The investigation of dynamic rupture propagation is very important to understand the seismic behavior of mega-thrust earthquakes such as the 2011 Tohoku earthquake. The shallow parts of the fault (near the trench) hosted large slip and long period seismic wave radiation, whereas the deep parts of the rupture (near the coast) hosted smaller slip and strong radiation of short period seismic waves. Understanding such depth-dependent feature of the rupture process of the Tohoku earthquake is necessary as it may occur during future mega-thrust earthquakes in this and other regions. In order to achieve such understanding, dynamic rupture modeling is an important tool (e.g., Galvez et al., 2014). By incorporating the results of laboratory studies of samples of fault materials collected from plate boundary fault zones, such as the Japan Trench, dynamic rupture simulations can be made more realistic.
In this study, we developed dynamic rupture models of the Tohoku earthquake based on initial conditions and fault strength properties constrained by results of experimental studies (Hirono et al., 2016). Our large-scale simulation used the 3D spectral element method on unstructured grids (Galvez et al., 2014) with performance tunning for the Earth Simulator at JAMSTEC.

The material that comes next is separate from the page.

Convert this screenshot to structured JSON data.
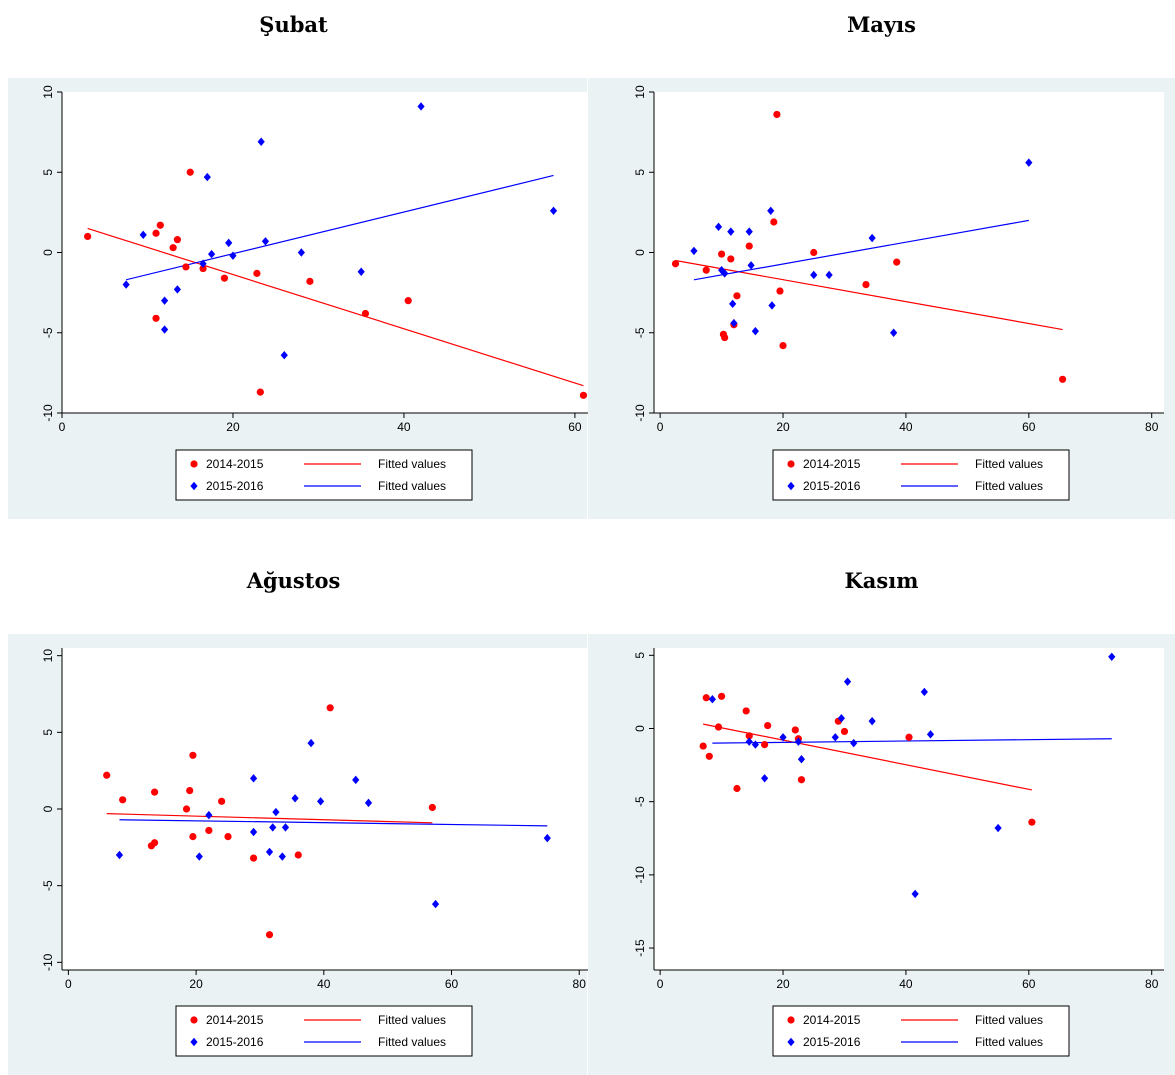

Our model reproduced the depth-dependency of the rupture process of the Tohoku earthquake. We also examine the sensitivity of the results to model parameters and assumptions, for instance to the value of the slip weakening distance (Dc). We find that the value of Dc does not affect the final slip distribution, as long as it is small enough to allow the rupture to develop and propagate to the trench. A long Dc (order of 10 m) is reasonable in terms of fracture energy and promotes the generation of long period seismic waves on the shallow part of the fault.